Trump pushes plan to give 1.8m ‘Dreamers’ US citizenship but vastly change immigration policy
Trump has loudly backed a Republican-sponsored bill that will end chain migration and the immigration lottery - both backed by Democrats
US President Donald Trump has promoted a Republican plan to legalise 1.8 million undocumented young immigrants while spending billions on US-Mexico border security and significantly change decades of current policy.
In a White House statement, Trump urged the Senate to back the proposal, saying it accomplishes his vision for immigration, and rejected the Democrat-led approach that focuses on the young immigrants and borders while leaving current policy in place.
The full-throated endorsement of the plan comes as a group of bipartisan senators worked on a possible solution to the intractable issue that could earn enough support in the closely divided Senate.
The immigrants, who were brought into the US as children and are known as “Dreamers,” currently face potential deportation after March 25, when the Obama-era Deferred Action for Childhood Arrivals (DACA) programme ends.
Trump, promoting the Republican plan sponsored by Senate Judiciary Committee Chairman Charles Grassley of Iowa, said it “accomplishes the four pillars of the White House framework”.
Those pillars are, he said, “a lasting solution on DACA, ending chain migration, cancelling the visa lottery, and securing the border through building the wall and closing legal loopholes.”
“I am asking all senators, in both parties, to support the Grassley bill and to oppose any legislation that fails to fulfil these four pillars – that includes opposing any short-term ‘Band-Aid’ approach.”

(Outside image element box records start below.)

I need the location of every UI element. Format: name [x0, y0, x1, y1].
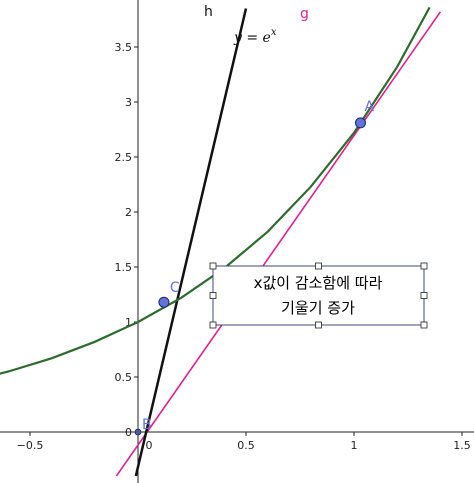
y-tick-label: 0 [125, 426, 132, 439]
x-tick-label: −0.5 [17, 439, 44, 452]
equation-base: y = e [233, 30, 271, 46]
point-A[interactable] [354, 117, 366, 129]
y-tick-label: 2.5 [115, 151, 133, 164]
x-tick-label: 0 [146, 439, 153, 452]
x-tick-label: 0.5 [237, 439, 255, 452]
series-label-g: g [300, 6, 309, 22]
y-tick-label: 0.5 [115, 371, 133, 384]
series-group [0, 6, 442, 477]
point-C[interactable] [158, 296, 170, 308]
resize-handle[interactable] [420, 292, 428, 299]
resize-handle[interactable] [315, 262, 322, 270]
annotation-line-2: 기울기 증가 [281, 299, 355, 317]
series-label-h: h [204, 4, 213, 20]
resize-handle[interactable] [209, 262, 217, 270]
point-label-C: C [170, 280, 180, 296]
axis-ticks: −1−0.500.511.522.5300.511.522.533.5 [17, 41, 471, 452]
annotation-handles [209, 262, 428, 329]
annotation-box[interactable]: x값이 감소함에 따라 기울기 증가 [209, 262, 428, 329]
x-tick-label: 1 [351, 439, 358, 452]
point-label-A: A [364, 99, 374, 115]
y-tick-label: 2 [125, 206, 132, 219]
resize-handle[interactable] [209, 292, 217, 299]
y-tick-label: 1.5 [115, 261, 133, 274]
point-label-B: B [142, 417, 152, 433]
curve-equation-label: y = ex [233, 27, 277, 46]
labels-group: h g y = ex [204, 4, 309, 46]
resize-handle[interactable] [315, 321, 322, 329]
points-group: A B C [134, 99, 374, 436]
annotation-line-1: x값이 감소함에 따라 [254, 274, 383, 292]
y-tick-label: 3.5 [115, 41, 133, 54]
y-tick-label: 3 [125, 96, 132, 109]
resize-handle[interactable] [420, 321, 428, 329]
y-tick-label: 1 [125, 316, 132, 329]
equation-exponent: x [271, 27, 277, 38]
resize-handle[interactable] [420, 262, 428, 270]
series-line-h [134, 8, 248, 477]
point-B[interactable] [134, 428, 142, 436]
annotation-frame [212, 265, 425, 326]
series-curve-exp [0, 6, 431, 375]
series-line-g [115, 11, 442, 477]
resize-handle[interactable] [209, 321, 217, 329]
x-tick-label: 1.5 [453, 439, 471, 452]
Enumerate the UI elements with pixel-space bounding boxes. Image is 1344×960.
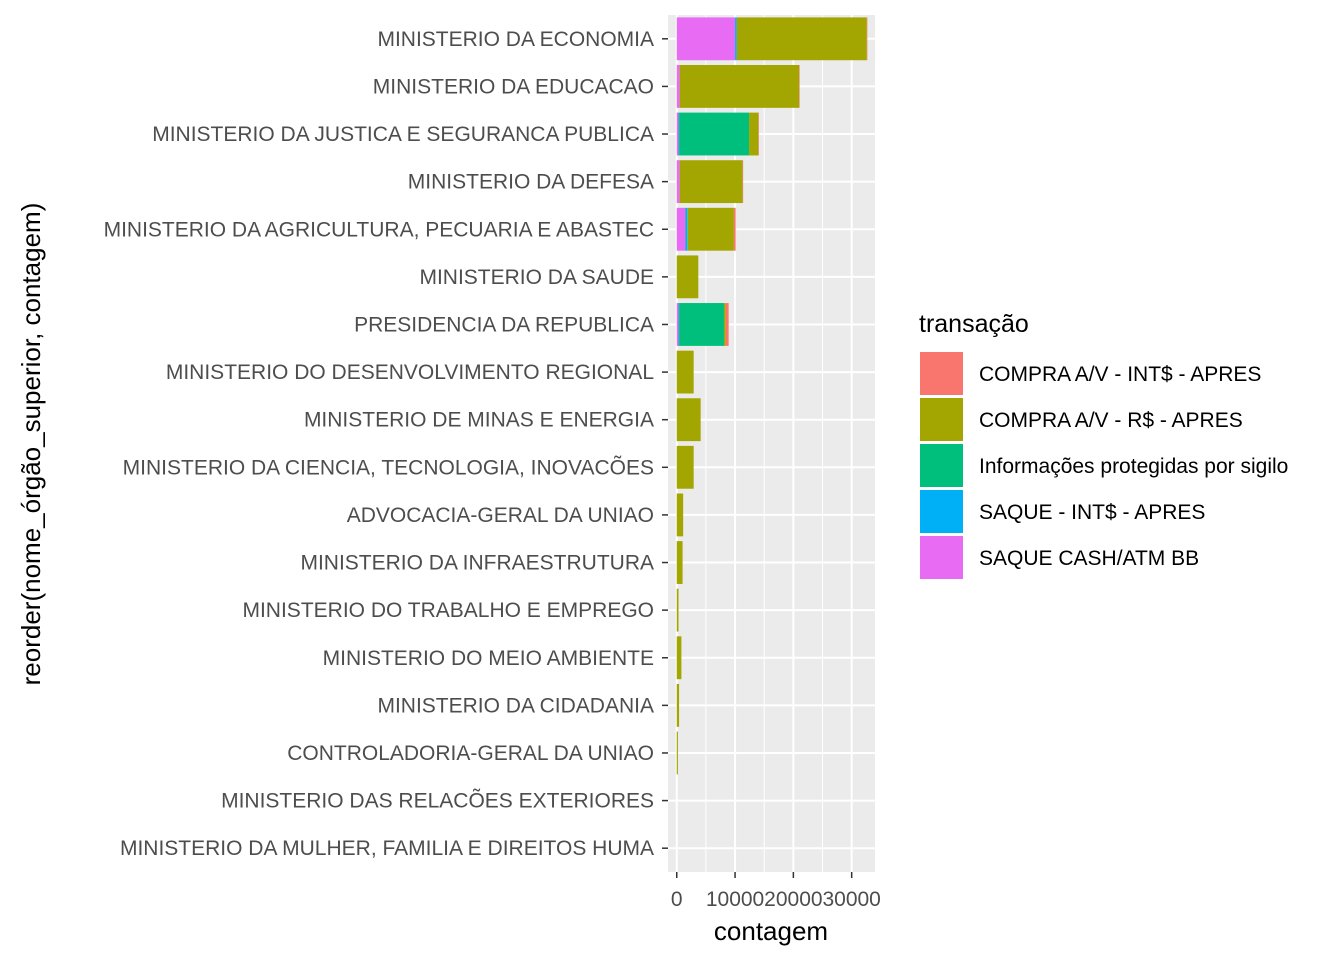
bar-segment [676,636,682,680]
legend-swatch [920,352,963,395]
y-axis-title: reorder(nome_órgão_superior, contagem) [16,203,46,686]
x-tick-label: 0 [671,888,683,911]
bar-segment [676,64,680,108]
category-label: MINISTERIO DA CIENCIA, TECNOLOGIA, INOVA… [123,455,654,479]
bar-segment [678,303,680,346]
bar-segment [676,541,683,584]
bar-segment [676,731,678,775]
bar-segment [676,445,694,489]
bar-segment [676,207,686,251]
bar-segment [742,160,744,204]
bar-segment [676,255,699,299]
legend: transação COMPRA A/V - INT$ - APRESCOMPR… [919,310,1288,579]
bar-segment [679,112,750,156]
category-label: MINISTERIO DE MINAS E ENERGIA [304,409,654,432]
category-label: MINISTERIO DA AGRICULTURA, PECUARIA E AB… [104,218,654,241]
bar-segment [733,207,736,251]
bar-segment [687,207,688,251]
bar-segment [866,17,868,61]
legend-swatch [920,444,963,487]
bar-segment [725,303,729,346]
bar-segment [799,64,800,108]
legend-swatch [920,398,963,441]
category-label: PRESIDENCIA DA REPUBLICA [354,313,654,336]
legend-swatch [920,536,963,579]
bar-segment [758,112,759,156]
x-tick-label: 20000 [764,888,822,911]
category-label: MINISTERIO DA MULHER, FAMILIA E DIREITOS… [120,837,654,860]
bar-segment [676,112,679,156]
category-label: ADVOCACIA-GERAL DA UNIAO [347,504,654,527]
legend-title: transação [919,310,1029,338]
plot-panel [668,15,875,872]
legend-swatch [920,490,963,533]
bar-segment [736,17,867,61]
bar-segment [676,493,684,537]
bar-segment [679,303,724,346]
category-label: MINISTERIO DO TRABALHO E EMPREGO [242,599,654,622]
legend-label: COMPRA A/V - INT$ - APRES [979,363,1261,386]
category-label: MINISTERIO DA INFRAESTRUTURA [300,552,654,575]
bar-segment [676,160,680,204]
category-label: MINISTERIO DA EDUCACAO [373,75,654,98]
bar-segment [749,112,759,156]
x-axis-title: contagem [714,916,828,946]
bar-segment [679,64,800,108]
bar-segment [678,112,680,156]
bar-segment [676,683,680,727]
bar-segment [679,160,743,204]
category-label: MINISTERIO DA SAUDE [419,266,654,289]
x-tick-label: 10000 [706,888,764,911]
bars [676,17,868,775]
value-axis: 0 10000 20000 30000 [671,872,881,911]
category-label: MINISTERIO DA CIDADANIA [377,694,654,717]
bar-segment [676,588,679,632]
legend-label: COMPRA A/V - R$ - APRES [979,409,1243,432]
category-label: MINISTERIO DO MEIO AMBIENTE [323,647,654,670]
legend-label: Informações protegidas por sigilo [979,455,1288,478]
x-tick-label: 30000 [822,888,880,911]
legend-items: COMPRA A/V - INT$ - APRES COMPRA A/V - R$… [920,352,1288,579]
bar-segment [685,207,688,251]
category-axis: MINISTERIO DA ECONOMIA MINISTERIO DA EDUC… [104,28,668,860]
bar-segment [676,398,701,442]
category-label: MINISTERIO DAS RELACÕES EXTERIORES [221,789,654,813]
category-label: MINISTERIO DA DEFESA [408,171,654,194]
category-label: MINISTERIO DA ECONOMIA [377,28,654,51]
bar-segment [735,17,737,61]
category-label: MINISTERIO DA JUSTICA E SEGURANCA PUBLIC… [152,123,654,146]
category-label: CONTROLADORIA-GERAL DA UNIAO [287,742,654,765]
bar-segment [676,17,736,61]
bar-segment [676,350,694,394]
legend-label: SAQUE - INT$ - APRES [979,501,1205,524]
category-label: MINISTERIO DO DESENVOLVIMENTO REGIONAL [166,361,654,384]
bar-segment [723,303,726,346]
bar-segment [676,303,679,346]
bar-segment [687,207,734,251]
legend-label: SAQUE CASH/ATM BB [979,547,1199,570]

Republican Majority Leader Mitch McConnell of Kentucky also backed the plan, and most Republicans on Tuesday appeared to be rallying behind the proposal by Grassley and six other Republican senators.
It fulfils Trump’s calls to legalise 1.8 million dreamers, immediately authorises spending at least US$25 billion to bolster defences along the US-Mexico border.
However, in moves sure to upset Democrats, it also makes changes to “chain” immigration programmes that allow relatives of US citizens to gain citizenship, and ends a diversity lottery system used to promote immigration from smaller countries.
Senate Minority Leader Charles Schumer of New York said the Grassley plan unfairly targets family-based immigration.
The Democrat also argued that making such broad changes as part of a plan to legalise just a few million people “makes no sense.”
Meanwhile, Trump said he is “encouraged” by ongoing attempts to build support for a more conservative immigration reform plan introduced by House Judiciary Committee Chairman Bob Goodlatte of Virginia, a Republican.
Republican House leaders planned to spend Wednesday whipping potential support for the bill, which is opposed by Democrats and several Republicans because of its aggressive border security policy and changes to family-based immigration.